A chiudere la scaletta del cantautore americano, una romanticissima “Baby” fa sollevare e sventolare gli accendini del pubblico congedando il live con un quadretto che scioglierebbe il cuore dell’avventore più cinico. Rosenberg ci lascia quindi così, sconvolti, frastornati e innamorati, vittime impotenti dell’Ariel Pink effect.

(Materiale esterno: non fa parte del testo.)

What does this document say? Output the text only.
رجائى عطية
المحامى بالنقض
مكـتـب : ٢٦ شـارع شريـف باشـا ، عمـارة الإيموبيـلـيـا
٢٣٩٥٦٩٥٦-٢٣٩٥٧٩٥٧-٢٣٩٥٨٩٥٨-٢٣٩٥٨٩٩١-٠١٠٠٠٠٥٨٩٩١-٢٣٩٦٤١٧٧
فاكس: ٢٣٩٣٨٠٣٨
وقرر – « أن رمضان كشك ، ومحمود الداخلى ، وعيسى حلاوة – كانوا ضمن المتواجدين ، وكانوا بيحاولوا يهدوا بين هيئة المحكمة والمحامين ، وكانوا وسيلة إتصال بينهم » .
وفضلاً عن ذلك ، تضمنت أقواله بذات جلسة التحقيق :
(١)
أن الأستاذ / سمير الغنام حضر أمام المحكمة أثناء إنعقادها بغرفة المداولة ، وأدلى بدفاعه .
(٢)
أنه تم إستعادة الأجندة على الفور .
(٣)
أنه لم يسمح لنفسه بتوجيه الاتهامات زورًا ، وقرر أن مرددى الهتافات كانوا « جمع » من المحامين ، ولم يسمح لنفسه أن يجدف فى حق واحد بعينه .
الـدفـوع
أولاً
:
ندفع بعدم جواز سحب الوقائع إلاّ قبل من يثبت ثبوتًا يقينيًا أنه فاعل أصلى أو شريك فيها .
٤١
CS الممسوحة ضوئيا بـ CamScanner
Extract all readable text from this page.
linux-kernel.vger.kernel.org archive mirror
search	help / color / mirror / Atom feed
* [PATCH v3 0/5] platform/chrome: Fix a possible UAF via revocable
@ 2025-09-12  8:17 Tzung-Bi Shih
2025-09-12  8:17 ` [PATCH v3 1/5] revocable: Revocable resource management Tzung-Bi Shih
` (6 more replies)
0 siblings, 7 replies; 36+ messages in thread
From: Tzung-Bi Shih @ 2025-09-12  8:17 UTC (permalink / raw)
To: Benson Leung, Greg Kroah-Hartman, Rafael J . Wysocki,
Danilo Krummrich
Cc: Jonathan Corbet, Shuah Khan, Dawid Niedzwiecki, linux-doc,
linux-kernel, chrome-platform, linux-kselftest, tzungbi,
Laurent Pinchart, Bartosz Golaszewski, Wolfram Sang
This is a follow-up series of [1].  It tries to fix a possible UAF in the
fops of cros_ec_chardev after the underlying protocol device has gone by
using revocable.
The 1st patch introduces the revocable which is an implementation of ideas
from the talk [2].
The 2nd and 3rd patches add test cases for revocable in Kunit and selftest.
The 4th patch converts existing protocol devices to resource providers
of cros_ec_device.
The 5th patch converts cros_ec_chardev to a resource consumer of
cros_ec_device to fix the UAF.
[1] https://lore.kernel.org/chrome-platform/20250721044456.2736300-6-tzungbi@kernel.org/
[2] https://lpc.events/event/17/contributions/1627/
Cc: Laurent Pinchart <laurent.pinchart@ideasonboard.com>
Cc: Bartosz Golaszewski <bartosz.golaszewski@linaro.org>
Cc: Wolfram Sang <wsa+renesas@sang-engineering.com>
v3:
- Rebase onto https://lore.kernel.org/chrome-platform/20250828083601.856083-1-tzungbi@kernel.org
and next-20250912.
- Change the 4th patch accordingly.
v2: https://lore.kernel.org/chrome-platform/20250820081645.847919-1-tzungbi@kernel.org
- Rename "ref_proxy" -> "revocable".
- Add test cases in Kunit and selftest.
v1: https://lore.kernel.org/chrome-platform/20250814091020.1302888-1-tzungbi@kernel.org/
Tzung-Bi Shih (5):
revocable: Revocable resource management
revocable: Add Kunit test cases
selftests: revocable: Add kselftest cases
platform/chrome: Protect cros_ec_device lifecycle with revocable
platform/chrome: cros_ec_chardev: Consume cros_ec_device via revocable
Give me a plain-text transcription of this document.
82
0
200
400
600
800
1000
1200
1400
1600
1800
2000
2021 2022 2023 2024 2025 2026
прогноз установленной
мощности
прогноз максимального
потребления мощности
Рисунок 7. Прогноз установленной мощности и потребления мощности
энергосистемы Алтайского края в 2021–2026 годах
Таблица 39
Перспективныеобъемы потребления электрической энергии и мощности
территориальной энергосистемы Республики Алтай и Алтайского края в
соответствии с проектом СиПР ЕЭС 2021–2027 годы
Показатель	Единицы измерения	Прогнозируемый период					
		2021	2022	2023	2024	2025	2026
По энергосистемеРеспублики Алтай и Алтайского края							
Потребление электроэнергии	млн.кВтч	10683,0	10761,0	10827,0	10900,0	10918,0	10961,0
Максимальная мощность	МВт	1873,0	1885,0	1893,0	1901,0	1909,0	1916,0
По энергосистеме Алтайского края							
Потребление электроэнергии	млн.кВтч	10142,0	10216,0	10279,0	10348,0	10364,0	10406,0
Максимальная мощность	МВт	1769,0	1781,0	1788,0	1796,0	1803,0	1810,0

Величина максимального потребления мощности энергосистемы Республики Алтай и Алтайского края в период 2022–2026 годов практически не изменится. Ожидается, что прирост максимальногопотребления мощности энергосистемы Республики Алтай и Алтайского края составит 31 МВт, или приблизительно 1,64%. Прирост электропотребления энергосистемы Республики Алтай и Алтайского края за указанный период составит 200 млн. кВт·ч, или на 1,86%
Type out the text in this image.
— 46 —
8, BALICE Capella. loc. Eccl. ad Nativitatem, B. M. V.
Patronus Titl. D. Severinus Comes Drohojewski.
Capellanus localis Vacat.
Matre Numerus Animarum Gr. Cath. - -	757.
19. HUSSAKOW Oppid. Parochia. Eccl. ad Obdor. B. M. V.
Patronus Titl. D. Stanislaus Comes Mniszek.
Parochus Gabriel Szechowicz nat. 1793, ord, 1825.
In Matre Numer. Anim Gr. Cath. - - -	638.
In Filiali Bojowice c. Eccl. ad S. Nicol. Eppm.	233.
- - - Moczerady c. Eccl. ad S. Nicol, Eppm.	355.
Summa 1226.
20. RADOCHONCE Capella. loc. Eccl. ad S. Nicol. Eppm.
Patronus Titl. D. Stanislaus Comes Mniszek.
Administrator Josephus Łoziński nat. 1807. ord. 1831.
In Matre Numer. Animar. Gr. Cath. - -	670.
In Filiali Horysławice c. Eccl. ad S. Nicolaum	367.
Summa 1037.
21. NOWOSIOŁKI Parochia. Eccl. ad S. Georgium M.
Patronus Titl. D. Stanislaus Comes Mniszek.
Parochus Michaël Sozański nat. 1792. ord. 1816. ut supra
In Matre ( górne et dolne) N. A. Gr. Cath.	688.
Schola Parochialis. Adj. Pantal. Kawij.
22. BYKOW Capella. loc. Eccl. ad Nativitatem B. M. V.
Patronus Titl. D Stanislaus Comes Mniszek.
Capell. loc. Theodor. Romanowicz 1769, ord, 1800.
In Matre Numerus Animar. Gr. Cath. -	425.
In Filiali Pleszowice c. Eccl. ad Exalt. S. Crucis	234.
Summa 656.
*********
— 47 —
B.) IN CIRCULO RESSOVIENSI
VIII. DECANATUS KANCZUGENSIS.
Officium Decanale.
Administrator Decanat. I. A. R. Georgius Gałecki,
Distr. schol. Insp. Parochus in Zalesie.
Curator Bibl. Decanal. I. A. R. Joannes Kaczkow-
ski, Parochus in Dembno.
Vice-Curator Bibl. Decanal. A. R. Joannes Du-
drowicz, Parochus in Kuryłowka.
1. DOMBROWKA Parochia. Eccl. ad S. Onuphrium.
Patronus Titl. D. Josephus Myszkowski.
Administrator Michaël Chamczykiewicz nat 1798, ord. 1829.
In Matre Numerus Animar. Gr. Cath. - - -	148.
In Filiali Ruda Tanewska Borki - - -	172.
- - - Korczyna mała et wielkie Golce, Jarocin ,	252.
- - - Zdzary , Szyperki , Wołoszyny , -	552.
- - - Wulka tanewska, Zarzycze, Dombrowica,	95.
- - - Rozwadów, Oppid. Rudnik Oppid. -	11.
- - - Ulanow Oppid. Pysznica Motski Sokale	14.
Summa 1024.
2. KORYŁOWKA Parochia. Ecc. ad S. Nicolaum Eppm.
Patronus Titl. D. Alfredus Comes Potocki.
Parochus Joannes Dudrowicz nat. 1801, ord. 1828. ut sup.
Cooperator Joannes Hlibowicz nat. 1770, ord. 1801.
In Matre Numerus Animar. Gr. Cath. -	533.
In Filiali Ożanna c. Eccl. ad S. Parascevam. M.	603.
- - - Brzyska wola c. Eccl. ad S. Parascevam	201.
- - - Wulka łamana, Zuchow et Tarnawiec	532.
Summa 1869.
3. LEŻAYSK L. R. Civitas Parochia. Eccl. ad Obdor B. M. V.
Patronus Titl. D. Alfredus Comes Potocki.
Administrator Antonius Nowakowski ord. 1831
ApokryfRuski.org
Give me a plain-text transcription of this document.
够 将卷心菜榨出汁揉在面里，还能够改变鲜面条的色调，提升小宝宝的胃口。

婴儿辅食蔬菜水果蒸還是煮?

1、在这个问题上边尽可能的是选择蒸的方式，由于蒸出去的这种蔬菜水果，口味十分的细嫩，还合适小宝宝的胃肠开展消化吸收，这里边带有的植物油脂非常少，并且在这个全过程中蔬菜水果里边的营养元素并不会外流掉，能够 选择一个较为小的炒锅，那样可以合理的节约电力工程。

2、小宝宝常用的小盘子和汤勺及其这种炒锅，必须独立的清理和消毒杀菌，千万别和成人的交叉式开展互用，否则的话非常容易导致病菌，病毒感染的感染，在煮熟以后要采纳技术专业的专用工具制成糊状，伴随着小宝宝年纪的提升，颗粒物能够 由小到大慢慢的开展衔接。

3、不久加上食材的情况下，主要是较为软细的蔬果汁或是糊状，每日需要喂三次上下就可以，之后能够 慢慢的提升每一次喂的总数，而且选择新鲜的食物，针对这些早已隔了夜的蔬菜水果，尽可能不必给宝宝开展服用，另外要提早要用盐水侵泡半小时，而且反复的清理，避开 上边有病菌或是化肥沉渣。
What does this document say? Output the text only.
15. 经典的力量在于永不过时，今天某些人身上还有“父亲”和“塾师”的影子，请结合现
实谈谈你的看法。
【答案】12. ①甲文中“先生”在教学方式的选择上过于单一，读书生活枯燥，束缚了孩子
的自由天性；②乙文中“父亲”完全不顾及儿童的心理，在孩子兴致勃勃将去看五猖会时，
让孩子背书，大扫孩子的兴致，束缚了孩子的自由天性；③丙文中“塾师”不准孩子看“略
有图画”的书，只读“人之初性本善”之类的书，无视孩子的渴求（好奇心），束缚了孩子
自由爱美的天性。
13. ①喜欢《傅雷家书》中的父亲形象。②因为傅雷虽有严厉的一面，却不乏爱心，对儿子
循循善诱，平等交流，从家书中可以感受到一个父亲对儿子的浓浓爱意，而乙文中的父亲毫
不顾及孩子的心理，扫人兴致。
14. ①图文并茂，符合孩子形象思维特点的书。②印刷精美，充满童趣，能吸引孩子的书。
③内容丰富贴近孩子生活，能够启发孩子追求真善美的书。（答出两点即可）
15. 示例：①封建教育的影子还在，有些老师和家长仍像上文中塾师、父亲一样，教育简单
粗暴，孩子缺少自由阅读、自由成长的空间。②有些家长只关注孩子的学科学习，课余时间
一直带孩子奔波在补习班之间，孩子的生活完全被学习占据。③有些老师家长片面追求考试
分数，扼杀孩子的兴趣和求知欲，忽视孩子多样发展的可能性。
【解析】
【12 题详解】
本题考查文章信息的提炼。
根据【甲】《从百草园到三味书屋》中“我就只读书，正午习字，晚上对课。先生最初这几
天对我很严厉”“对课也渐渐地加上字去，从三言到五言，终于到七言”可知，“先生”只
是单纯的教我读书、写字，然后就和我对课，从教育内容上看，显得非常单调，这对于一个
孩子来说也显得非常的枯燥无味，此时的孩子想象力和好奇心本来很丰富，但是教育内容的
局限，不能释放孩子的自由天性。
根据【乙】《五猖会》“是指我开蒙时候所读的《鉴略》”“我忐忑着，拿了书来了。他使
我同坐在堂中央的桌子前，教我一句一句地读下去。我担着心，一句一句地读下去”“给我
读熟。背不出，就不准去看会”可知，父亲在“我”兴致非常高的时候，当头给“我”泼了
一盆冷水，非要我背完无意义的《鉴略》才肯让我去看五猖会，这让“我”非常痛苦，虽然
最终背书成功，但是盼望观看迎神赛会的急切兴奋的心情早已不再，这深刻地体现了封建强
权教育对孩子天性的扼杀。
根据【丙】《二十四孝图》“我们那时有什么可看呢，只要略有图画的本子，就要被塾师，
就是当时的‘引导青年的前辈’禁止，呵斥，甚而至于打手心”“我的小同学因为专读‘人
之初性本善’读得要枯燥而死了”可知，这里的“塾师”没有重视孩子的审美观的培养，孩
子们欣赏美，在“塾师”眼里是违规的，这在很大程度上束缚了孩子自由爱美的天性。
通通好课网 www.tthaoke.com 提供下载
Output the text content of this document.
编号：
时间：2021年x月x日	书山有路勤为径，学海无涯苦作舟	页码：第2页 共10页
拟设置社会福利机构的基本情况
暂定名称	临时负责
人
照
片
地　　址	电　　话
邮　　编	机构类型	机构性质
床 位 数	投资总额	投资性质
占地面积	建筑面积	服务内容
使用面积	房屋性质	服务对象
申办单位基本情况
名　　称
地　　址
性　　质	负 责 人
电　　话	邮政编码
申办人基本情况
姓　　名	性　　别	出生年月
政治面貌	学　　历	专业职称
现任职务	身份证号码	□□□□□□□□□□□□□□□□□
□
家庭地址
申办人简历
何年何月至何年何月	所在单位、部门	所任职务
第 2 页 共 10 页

Se Pink faceva dell’imperfezione il suo cavallo di battaglia, con gli Editors abbiamo a che fare con il mondo studiato e patinato di una band più vicina alle dinamiche commerciali dell’universo musicale. La band britannica sfiora la perfezione e quello che più colpisce è indubbiamente il carisma del frontman Tom Smith e la sua capacità di tenere il palco, seguito a ruota dal resto del gruppo che mantiene lo stesso atteggiamento energico e coinvolgente. Ci si chiede se quello di Smith e soci non sia un copione sapientemente interpretato e ripetuto a menadito ma, qualunque sia la risposta a questo dubbio, la formula funziona e prima di potersene accorgere tutto il parterre sta battendo le mani a tempo, manovrato dal quintetto sul palco. La setlist spazia da brani della nuova release “Violence” come “Hallelujah (So Low)”, “Darkness at the door” e l’omonima titletrack fino a pezzi iconici come “An end has a start”, “The Racing Rats”, “Ocean of Night”. Encore a regola d’arte con la versione acustica di “A Ton of Love” seguita da “Munich” e dall’intramontabile e immancabile “Papillon” che chiude una performance impeccabile.
Come posso descrivervi il sentimento che ogni anno accompagna la fine di TOdays? È una miscela di appagante felicità mista alla nostalgia che porta la fine dell’estate unita all’impellente esigenza di fissare nella propria memoria le istantanee di questi tre giorni passati in una bolla, un microcosmo isolato dalla realtà che ci vedrà tornare al solito tran-tran. Prima di dover tornare alla vita normale vorrei concedermi allora il lusso di sognare ancora un po’, sognare un TOdays ancora più grande e ancora più importante, un festival cittadino in grado di fiancheggiare i colossi europei e di attirare ancora più pubblico internazionale, sognare che tutto questo possa continuare a succedere nella mia città per molti anni ancora. La quarta edizione la chiudo così, con un pugno di sogni nel cassetto: buonanotte TOdays Festival, ci vediamo nel 2019.